José Cueli : Allez !

José Cueli
T
avait une telle force le mot goya
, que dans les années 50, la pom-pom girl de l'université Palillo criait : Goya !
et les étudiants des facultés (avant Ciudad Universitaria) savaient déjà ce que signifiait aller au cinéma Goya et entrer gratuitement. Aujourd'hui, c'est le cri dans les stades, lors des cérémonies académiques et dans le for intérieur des étudiants universitaires : Goooooyaaaaa !
Dans l'épicerie du coin de la maison de mon enfance, le commerçant, coiffé d'un béret, portant une moustache et zézayant, avait derrière la caisse une reproduction d'un tableau de Goya, colorée de graisse et de crasse. Le tableau se suffisait à lui-même et la vérité est que, sans avoir besoin d'aide scientifique, l'œuvre goyaesque a occupé la première place dans mon attention d'enfant.
Leurs regards se tournèrent vers lui avec une anxiété irrépressible et une terreur intense et inexplicable.
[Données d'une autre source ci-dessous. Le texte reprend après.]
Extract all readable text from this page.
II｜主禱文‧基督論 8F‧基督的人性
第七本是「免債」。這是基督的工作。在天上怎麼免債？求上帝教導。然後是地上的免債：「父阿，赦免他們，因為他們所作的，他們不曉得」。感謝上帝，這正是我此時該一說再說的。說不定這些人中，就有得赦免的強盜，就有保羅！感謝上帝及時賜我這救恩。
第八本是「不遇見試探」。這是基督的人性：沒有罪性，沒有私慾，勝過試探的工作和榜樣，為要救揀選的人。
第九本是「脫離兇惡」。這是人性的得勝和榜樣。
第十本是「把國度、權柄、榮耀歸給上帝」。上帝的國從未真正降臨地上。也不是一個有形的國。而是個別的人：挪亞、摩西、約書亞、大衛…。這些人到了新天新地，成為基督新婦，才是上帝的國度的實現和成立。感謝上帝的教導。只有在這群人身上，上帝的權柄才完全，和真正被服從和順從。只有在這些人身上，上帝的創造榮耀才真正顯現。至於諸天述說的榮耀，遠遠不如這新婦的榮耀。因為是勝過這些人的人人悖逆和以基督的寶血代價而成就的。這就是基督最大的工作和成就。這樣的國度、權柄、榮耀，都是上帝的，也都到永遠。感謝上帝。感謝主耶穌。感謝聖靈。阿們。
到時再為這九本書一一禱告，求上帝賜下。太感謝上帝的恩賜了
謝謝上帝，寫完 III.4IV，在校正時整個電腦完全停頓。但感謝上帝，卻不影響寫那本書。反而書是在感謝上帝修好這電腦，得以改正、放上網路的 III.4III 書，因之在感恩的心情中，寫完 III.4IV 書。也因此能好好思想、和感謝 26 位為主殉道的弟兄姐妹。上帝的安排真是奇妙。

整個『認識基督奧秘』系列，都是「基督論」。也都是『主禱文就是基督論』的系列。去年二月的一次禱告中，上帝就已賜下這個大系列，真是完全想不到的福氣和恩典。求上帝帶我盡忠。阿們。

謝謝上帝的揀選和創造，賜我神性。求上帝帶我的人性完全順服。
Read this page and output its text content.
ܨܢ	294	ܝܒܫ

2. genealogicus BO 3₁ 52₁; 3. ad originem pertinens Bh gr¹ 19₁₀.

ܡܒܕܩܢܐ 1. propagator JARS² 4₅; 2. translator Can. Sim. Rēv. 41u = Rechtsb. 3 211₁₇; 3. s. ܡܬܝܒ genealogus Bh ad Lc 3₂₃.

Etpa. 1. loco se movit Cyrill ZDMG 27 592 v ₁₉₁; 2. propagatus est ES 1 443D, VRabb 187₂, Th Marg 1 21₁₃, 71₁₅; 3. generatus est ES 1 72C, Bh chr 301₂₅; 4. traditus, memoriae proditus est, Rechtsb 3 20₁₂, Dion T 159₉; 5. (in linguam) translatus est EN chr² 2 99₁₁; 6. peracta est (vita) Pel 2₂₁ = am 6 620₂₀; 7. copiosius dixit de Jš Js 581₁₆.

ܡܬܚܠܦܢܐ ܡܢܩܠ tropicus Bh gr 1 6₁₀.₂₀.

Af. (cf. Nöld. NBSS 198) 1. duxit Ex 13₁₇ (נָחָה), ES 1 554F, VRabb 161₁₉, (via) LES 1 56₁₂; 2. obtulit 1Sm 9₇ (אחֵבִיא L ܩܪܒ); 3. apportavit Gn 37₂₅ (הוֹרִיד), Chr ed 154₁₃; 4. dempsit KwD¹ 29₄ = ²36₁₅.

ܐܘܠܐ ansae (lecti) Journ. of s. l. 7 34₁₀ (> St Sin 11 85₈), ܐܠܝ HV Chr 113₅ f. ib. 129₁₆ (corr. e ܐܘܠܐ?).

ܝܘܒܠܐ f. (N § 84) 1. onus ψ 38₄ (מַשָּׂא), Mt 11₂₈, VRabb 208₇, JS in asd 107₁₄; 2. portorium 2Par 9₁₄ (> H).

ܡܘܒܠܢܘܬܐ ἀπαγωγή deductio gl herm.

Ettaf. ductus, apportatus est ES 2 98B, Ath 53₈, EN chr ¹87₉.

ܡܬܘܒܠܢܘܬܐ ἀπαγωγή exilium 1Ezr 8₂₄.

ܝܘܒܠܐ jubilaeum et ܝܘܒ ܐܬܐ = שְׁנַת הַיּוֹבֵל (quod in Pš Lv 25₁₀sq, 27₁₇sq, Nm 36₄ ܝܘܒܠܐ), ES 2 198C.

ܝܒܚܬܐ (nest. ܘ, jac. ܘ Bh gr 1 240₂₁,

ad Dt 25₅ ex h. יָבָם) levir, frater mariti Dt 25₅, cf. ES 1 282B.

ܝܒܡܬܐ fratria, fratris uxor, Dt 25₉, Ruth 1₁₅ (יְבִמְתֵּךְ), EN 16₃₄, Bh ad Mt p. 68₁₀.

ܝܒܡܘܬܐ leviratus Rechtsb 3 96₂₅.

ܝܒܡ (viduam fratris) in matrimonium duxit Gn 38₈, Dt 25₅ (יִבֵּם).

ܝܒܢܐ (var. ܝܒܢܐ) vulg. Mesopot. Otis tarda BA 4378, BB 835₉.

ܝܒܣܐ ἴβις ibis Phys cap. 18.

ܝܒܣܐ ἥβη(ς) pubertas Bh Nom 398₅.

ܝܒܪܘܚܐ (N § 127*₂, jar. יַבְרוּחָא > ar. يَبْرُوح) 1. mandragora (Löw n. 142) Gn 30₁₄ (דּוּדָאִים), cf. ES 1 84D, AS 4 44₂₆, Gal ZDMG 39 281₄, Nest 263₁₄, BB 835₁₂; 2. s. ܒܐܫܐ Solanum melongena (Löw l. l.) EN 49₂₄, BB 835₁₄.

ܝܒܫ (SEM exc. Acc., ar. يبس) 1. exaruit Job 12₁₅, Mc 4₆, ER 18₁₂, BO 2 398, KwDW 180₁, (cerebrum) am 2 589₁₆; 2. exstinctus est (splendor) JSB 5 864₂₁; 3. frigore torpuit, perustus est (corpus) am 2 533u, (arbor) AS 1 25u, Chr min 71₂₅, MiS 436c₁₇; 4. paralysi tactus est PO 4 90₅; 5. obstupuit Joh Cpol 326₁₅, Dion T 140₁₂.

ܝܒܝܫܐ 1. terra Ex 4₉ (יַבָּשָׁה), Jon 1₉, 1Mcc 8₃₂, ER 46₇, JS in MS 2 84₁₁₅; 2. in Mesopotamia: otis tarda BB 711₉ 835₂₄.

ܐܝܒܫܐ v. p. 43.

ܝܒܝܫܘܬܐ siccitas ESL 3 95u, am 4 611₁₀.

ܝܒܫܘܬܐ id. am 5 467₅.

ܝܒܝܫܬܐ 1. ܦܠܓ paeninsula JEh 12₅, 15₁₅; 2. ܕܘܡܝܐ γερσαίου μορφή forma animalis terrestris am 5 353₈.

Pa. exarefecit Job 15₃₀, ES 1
Un désir volontaire de ne pas regarder, de devoir regarder, néanmoins, malgré tout. À mon avis, le tableau de Goya apparaît comme une tragédie d’une cruauté incompréhensible, une fenêtre ouverte sur le spectacle douloureux de la vie. La révélation de ce mystère du monde que j’ai commencé plus tard et peu à peu à éclaircir : la fatalité irrémédiable du mal.
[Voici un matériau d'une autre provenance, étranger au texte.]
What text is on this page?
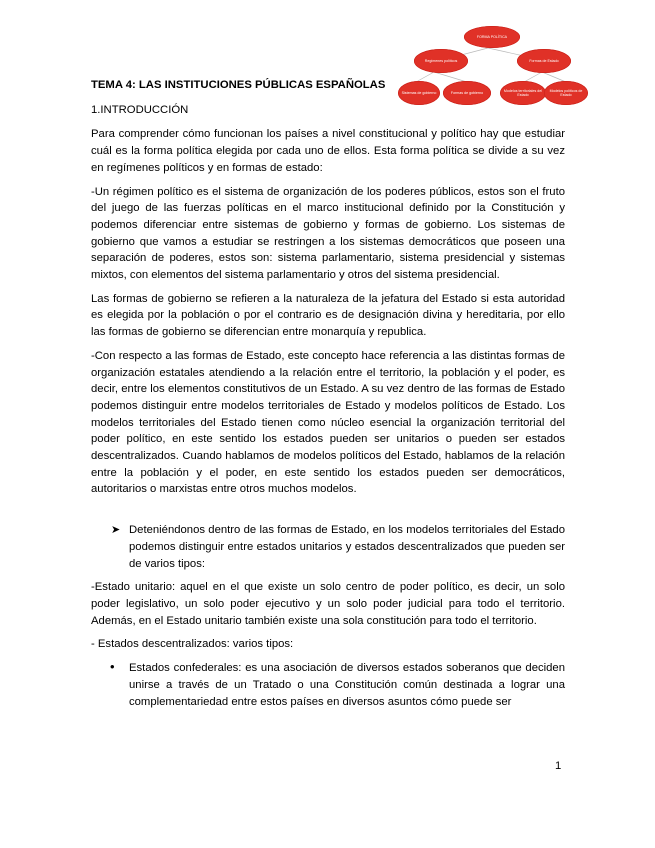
FORMA POLÍTICA
Regímenes políticos	Formas de Estado
Sistemas de gobierno	Formas de gobierno
Modelos territoriales del Estado
Modelos políticos de Estado
TEMA 4: LAS INSTITUCIONES PÚBLICAS ESPAÑOLAS
1.INTRODUCCIÓN

Para comprender cómo funcionan los países a nivel constitucional y político hay que estudiar cuál es la forma política elegida por cada uno de ellos. Esta forma política se divide a su vez en regímenes políticos y en formas de estado:

-Un régimen político es el sistema de organización de los poderes públicos, estos son el fruto del juego de las fuerzas políticas en el marco institucional definido por la Constitución y podemos diferenciar entre sistemas de gobierno y formas de gobierno. Los sistemas de gobierno que vamos a estudiar se restringen a los sistemas democráticos que poseen una separación de poderes, estos son: sistema parlamentario, sistema presidencial y sistemas mixtos, con elementos del sistema parlamentario y otros del sistema presidencial.

Las formas de gobierno se refieren a la naturaleza de la jefatura del Estado si esta autoridad es elegida por la población o por el contrario es de designación divina y hereditaria, por ello las formas de gobierno se diferencian entre monarquía y republica.

-Con respecto a las formas de Estado, este concepto hace referencia a las distintas formas de organización estatales atendiendo a la relación entre el territorio, la población y el poder, es decir, entre los elementos constitutivos de un Estado. A su vez dentro de las formas de Estado podemos distinguir entre modelos territoriales de Estado y modelos políticos de Estado. Los modelos territoriales del Estado tienen como núcleo esencial la organización territorial del poder político, en este sentido los estados pueden ser unitarios o pueden ser estados descentralizados. Cuando hablamos de modelos políticos del Estado, hablamos de la relación entre la población y el poder, en este sentido los estados pueden ser democráticos, autoritarios o marxistas entre otros muchos modelos.

➤ Deteniéndonos dentro de las formas de Estado, en los modelos territoriales del Estado podemos distinguir entre estados unitarios y estados descentralizados que pueden ser de varios tipos:

-Estado unitario: aquel en el que existe un solo centro de poder político, es decir, un solo poder legislativo, un solo poder ejecutivo y un solo poder judicial para todo el territorio. Además, en el Estado unitario también existe una sola constitución para todo el territorio.

- Estados descentralizados: varios tipos:

• Estados confederales: es una asociación de diversos estados soberanos que deciden unirse a través de un Tratado o una Constitución común destinada a lograr una complementariedad entre estos países en diversos asuntos cómo puede ser
1
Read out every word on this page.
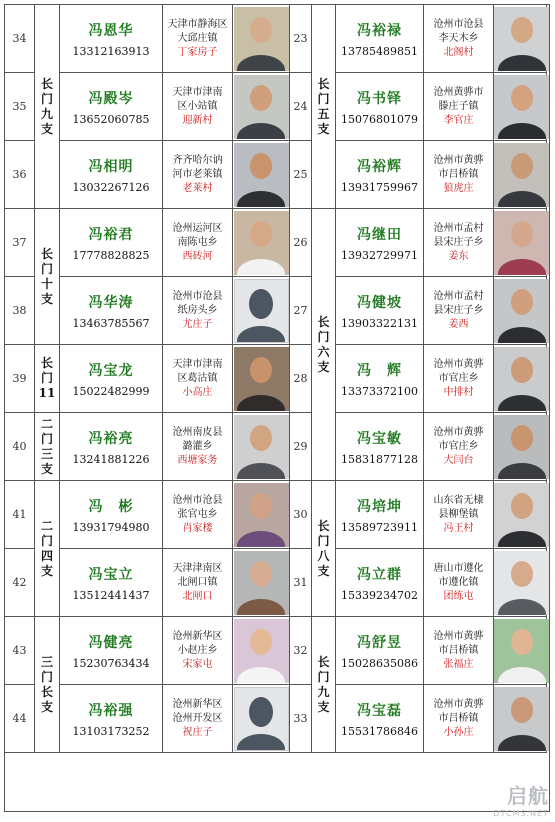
34	长
门
九
支	冯恩华
13312163913	天津市静海区
大邱庄镇
丁家房子		23	长
门
五
支	冯裕禄
13785489851	沧州市沧县
李天木乡
北阁村	

35		冯殿岑
13652060785	天津市津南
区小站镇
迎新村		24		冯书铎
15076801079	沧州黄骅市
滕庄子镇
李官庄	

36		冯相明
13032267126	齐齐哈尔讷
河市老莱镇
老莱村		25		冯裕辉
13931759967	沧州市黄骅
市吕桥镇
狼虎庄	

37	长
门
十
支	冯裕君
17778828825	沧州运河区
南陈屯乡
西砖河		26	长
门
六
支	冯继田
13932729971	沧州市孟村
县宋庄子乡
姜东	

38		冯华涛
13463785567	沧州市沧县
纸房头乡
尤庄子		27		冯健坡
13903322131	沧州市孟村
县宋庄子乡
姜西	

39	长
门
11	冯宝龙
15022482999	天津市津南
区葛沽镇
小高庄		28		冯　辉
13373372100	沧州市黄骅
市官庄乡
中排村	

40	二
门
三
支	冯裕亮
13241881226	沧州南皮县
潞灌乡
西塘家务		29		冯宝敏
15831877128	沧州市黄骅
市官庄乡
大闫台	

41	二
门
四
支	冯　彬
13931794980	沧州市沧县
张官屯乡
肖家楼		30	长
门
八
支	冯培坤
13589723911	山东省无棣
县柳堡镇
冯王村	

42		冯宝立
13512441437	天津津南区
北闸口镇
北闸口		31		冯立群
15339234702	唐山市遵化
市遵化镇
团练屯	

43	三
门
长
支	冯健亮
15230763434	沧州新华区
小赵庄乡
宋家屯		32	长
门
九
支	冯舒昱
15028635086	沧州市黄骅
市吕桥镇
张福庄	

44		冯裕强
13103173252	沧州新华区
沧州开发区
祝庄子		33		冯宝磊
15531786846	沧州市黄骅
市吕桥镇
小孙庄	

启航
DTCMS.NET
Les reflets du soleil pénétraient à travers une fenêtre sur le côté du magasin, recouverte d'un rideau tiré pour atténuer ses rayons. Mais j'ai réussi à purifier la lumière avec ces voiles opportuns et à préparer l'atmosphère bondée à l'envol naissant de mon imagination enfantine. Le rideau baigné de soleil attirait mon regard avec une force impérieuse.
La peinture de Goya m’a montré l’envers de la vie et du soleil : la mort et les ombres. Une nouvelle expansion de la vie-mort, mais du côté de la tristesse et de la culpabilité, de la terreur et du mal.
L'apparence désespérée de ces hommes qui étaient sur le point de recevoir le plomb des fusils à bout portant. Cet homme qui, comme un fou, ouvrit les bras en croix pour que les bourreaux puissent mieux le fusiller. La rangée d'assassins qui visaient avec une férocité infernale la lumière de la lanterne sombre.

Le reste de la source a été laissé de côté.